Levent Harman/Ali
İhsan Öztürk - Van'da, tarım sektöründe son yıllarda sağlanan desteklerle ivme kazanan
sebze yetiştiriciliği, yıllardır boş kalan elverişli topraklara, yeniden hayat verdi.
Yüksek rakımı ve sert ikliminden dolayı uzun yıllar
arpa ve
buğday gibi tahıl ürünlerinin dışında pazarlama amaçlı herhangi bir ürünün yetiştirilmediği Van'da, tarım alanında son yıllarda yapılan çalışmalar,
meyvelerini vermeye başladı.
Başta Vanlı üreticiler olmak üzere
Diyarbakır,
Mardin,
Siirt ve
Adana gibi illerden kente gelerek yıllardır boş kalan binlerce dönümlük tarımsal alanı kiralayan sebze yetiştiricileri, ürettikleri sebzelerle hem kentin ihtiyacını karşılıyor, hem de yeni üreticilere öncülük ediyor.
Van-Erciş karayolunun 35. kilometresinde kiraladığı 370 dönümlük alanda sebzecilik faaliyetini başlatan Melek Faysal Gül, AA muhabirine yaptığı açıklamada, Van'da sebze halinde komisyonculuk yaptığı sırada, 5 yıl önce kendi imkanlarıyla sebze yetiştirmeye karar verdiğini söyledi.
Gül, önceki yıllarda,
Akdeniz ve
Karadeniz bölgelerinden getirdiği ürünlerin, kapalı kasalarda günlerce süren yolculuğun ardından Van'a ulaştığını bu nedenle sebzelerin büyük bölümünün çürüdüğünü, geri kalanının ise zararına satışa sunulduğunu ifade etti.
Sebzeleri satın aldığı illerdeki üreticilerle yaptığı görüşmeler sonunda, kentin rakımını da göz önünde bulundurarak sebze yetiştirmeye karar verdiğini anlatan Gül, ilk yıllarda
küçük arazilerde gerçekleştirdiği sebze ekimini, bu yıl, kiraladığı 370 dönümlük arazide, 670 bin lira harcayarak daha kapsamlı hale dönüştürdüğünü dile getirdi.
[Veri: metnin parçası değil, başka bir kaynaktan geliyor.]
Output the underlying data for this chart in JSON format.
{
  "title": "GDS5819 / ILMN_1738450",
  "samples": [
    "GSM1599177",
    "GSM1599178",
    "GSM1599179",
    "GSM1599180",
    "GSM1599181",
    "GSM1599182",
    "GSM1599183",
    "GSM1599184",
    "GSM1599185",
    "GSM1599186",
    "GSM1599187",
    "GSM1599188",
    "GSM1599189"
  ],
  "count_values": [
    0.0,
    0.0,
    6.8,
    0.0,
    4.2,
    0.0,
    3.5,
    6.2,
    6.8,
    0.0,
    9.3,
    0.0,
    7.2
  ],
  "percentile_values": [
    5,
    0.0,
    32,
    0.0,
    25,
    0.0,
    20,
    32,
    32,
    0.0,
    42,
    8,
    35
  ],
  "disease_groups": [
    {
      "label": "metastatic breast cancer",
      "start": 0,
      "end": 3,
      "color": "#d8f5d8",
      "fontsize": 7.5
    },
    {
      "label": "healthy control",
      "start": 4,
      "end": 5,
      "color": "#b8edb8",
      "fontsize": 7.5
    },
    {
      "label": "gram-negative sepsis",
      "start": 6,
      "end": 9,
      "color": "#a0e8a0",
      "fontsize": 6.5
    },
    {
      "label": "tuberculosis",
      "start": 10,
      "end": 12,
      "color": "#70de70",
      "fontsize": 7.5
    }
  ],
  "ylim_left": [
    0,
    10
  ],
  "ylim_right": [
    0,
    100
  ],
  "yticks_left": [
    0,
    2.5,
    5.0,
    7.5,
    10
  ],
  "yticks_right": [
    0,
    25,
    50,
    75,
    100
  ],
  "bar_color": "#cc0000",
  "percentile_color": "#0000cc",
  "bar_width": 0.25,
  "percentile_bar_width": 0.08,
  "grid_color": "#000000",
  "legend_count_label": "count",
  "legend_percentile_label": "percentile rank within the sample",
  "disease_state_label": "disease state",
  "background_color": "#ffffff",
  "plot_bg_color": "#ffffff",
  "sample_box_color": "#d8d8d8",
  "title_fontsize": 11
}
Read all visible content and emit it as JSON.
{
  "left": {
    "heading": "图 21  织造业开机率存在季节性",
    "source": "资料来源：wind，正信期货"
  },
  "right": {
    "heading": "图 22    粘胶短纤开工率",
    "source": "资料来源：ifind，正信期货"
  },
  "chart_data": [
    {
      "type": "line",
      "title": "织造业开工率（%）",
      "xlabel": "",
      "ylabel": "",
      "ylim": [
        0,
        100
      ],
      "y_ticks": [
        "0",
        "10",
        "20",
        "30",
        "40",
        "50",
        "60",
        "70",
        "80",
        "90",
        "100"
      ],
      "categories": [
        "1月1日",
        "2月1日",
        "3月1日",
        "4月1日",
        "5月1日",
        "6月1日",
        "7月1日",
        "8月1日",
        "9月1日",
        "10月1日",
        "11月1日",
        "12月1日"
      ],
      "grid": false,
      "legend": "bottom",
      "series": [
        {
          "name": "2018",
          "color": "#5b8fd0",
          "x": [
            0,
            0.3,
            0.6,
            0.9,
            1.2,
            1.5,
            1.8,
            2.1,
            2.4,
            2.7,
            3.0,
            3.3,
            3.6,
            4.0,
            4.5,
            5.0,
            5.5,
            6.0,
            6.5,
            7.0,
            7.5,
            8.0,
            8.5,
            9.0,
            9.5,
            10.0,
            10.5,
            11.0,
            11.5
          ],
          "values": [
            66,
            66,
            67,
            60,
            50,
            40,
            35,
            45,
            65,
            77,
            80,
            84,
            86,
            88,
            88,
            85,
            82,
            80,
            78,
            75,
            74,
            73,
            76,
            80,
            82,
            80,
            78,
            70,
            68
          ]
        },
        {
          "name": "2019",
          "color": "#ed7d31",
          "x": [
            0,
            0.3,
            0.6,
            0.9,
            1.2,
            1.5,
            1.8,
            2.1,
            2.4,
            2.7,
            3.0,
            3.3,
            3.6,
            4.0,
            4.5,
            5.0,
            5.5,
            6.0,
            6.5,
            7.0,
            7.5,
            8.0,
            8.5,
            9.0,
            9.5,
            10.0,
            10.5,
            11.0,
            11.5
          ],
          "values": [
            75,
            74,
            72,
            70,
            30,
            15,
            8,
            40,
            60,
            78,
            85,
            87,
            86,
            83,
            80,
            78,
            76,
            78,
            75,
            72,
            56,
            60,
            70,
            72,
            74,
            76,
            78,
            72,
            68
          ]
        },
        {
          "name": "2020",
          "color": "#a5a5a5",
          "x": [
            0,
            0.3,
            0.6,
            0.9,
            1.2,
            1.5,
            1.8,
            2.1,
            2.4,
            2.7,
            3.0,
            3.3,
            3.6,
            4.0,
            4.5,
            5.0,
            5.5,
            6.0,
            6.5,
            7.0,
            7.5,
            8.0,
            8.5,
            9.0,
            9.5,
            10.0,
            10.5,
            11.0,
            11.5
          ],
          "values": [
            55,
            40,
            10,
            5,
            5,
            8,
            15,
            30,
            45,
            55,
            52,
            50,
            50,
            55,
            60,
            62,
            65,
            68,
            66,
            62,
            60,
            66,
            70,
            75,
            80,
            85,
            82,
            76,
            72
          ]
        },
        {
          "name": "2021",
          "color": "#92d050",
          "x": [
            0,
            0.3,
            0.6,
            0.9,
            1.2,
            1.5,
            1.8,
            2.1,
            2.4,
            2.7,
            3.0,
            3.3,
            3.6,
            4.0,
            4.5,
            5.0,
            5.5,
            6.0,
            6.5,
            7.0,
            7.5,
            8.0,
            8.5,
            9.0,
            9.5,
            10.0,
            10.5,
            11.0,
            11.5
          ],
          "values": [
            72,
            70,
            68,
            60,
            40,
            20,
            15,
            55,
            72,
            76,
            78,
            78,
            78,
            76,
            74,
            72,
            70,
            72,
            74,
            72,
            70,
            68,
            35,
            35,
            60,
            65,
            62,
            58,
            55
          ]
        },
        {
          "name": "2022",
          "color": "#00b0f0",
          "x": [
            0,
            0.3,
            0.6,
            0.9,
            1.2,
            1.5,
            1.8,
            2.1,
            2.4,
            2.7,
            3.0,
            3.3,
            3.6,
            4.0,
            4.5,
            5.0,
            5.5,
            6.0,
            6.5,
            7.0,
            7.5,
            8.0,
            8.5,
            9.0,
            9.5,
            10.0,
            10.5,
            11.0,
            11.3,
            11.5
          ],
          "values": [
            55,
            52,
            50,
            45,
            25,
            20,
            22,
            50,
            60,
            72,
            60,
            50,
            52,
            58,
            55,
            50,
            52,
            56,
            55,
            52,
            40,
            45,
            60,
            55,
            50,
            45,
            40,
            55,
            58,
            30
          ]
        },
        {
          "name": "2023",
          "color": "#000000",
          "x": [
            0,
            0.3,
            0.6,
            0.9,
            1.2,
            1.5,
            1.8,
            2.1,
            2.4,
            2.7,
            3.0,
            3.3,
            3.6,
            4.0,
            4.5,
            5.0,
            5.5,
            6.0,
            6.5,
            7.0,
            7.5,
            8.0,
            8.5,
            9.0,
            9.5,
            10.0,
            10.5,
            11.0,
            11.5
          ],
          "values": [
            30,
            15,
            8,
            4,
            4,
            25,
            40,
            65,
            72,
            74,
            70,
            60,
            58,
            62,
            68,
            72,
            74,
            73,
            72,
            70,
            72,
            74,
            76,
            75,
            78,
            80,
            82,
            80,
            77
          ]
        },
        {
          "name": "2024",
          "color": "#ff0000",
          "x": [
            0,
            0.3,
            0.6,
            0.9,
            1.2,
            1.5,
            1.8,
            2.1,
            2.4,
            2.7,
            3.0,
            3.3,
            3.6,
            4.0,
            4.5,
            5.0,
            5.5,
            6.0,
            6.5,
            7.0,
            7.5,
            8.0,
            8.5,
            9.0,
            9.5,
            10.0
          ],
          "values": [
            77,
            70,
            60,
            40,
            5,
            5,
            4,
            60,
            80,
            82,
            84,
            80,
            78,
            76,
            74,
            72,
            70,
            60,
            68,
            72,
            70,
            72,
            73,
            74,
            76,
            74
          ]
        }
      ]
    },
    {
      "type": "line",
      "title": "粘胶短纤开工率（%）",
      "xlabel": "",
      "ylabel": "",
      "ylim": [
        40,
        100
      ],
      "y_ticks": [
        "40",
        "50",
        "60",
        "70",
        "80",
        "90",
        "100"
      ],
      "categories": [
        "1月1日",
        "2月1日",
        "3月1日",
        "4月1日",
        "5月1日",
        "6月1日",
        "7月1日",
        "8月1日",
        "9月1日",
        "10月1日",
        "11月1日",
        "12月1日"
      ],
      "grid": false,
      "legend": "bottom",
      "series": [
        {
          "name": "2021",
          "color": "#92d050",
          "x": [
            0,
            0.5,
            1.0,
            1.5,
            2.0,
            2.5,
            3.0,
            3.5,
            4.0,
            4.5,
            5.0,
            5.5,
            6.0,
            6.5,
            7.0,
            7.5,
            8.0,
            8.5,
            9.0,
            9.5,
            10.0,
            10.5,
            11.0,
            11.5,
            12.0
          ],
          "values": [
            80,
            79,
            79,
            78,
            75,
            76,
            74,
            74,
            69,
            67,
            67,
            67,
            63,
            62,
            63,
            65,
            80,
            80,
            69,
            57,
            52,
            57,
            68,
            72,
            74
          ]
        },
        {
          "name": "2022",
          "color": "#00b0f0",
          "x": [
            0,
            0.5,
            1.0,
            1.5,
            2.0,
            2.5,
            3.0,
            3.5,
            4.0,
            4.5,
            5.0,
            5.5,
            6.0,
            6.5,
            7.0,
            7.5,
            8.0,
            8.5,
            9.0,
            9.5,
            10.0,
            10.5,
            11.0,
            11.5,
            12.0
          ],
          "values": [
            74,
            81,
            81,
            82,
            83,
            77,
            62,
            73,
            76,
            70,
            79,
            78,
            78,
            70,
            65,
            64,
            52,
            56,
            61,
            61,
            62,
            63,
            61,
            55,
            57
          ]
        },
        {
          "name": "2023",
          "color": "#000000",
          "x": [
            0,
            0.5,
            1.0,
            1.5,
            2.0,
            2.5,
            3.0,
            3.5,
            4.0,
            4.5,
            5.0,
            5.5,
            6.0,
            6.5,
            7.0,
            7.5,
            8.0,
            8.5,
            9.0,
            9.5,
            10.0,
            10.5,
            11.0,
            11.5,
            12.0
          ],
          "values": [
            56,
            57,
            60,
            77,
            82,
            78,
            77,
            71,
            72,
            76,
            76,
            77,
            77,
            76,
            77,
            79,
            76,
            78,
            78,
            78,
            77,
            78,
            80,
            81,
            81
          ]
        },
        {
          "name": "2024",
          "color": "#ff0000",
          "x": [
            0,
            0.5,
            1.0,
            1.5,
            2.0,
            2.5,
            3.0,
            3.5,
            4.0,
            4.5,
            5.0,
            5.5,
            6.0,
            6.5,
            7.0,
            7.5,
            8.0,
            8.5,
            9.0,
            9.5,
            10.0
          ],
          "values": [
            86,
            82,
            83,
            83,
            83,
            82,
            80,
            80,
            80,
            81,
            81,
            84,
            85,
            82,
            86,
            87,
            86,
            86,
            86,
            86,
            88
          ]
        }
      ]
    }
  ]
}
Su ihtiyacını da kanal yerine
sondaj suyu ile karşıladığını, böylelikle sebzelerin birçok hastalıktan korunduğunu ifade eden Gül, şunları kaydetti:
''Önceki yıllarda sebzeleri Adana,
Mersin,
Tokat ve
Samsun illerinden kapalı kasalarda getiriliyordu ve yaz aylarında
yolculuk etmek güç oluyordu. Tokat'ta yetişen sebzeleri gördüğümde Tokat ile Van arasındaki rakımın aynı olduğunu fark ettim ve ben de 5 yıl önce Van'da sebze yetiştirmeye karar verdim. Önceki yıllarda küçük alanlara ektiğim sebzelerden iyi verim aldığımı görünce bu yıl işlerimi daha fazla büyüttüm. Şu anda 370 dönümlük arazi üzerinde tamamen
doğal ortamda organik sebzeler yetiştiriyorum. Arazinin 100 dönümlük bölümünde domates, geri kalan kısmında ise
patlıcan, biber,
salatalık,
marul, ajur, kavun ve
karpuz yetiştiriyoruz. Buradaki topraklar tarıma son derece elverişli. Fakat yıllardır kimse böyle bir çalışma yapmadığı için 'burada sebze yetiştirilmez' düşüncesi ortaya çıkmış. Oysa ki buradaki tarım arazilerini iyi değerlendirecek olursak değil kentin, bölgenin sebze ihtiyacını da Van'dan karşılayabiliriz.''
Topladığı sebzeleri, hem sebze halindeki iş yerinde sattığını hem de kentteki büyük marketlere pazarladığını vurgulayan Gül, Van'da kendisi gibi sebze yetiştiriciliği yapan 6 üreticinin daha bulunduğuna dikkati çekti.
Gül, yetiştirilen sebzelerin kentin yüzde 25'ine hitap ettiğini bildirerek, ''Sadece arpa, buğday ekimi yapmakla bu topraklar işlenmez, sebze ve meyve
üretimine de önem vermemiz gerekir. Biz buradaki toprakların değerini anladığımız
vakit, kendimize ve bölgeye yetecek kapasitede üretim yapabiliriz'' dedi.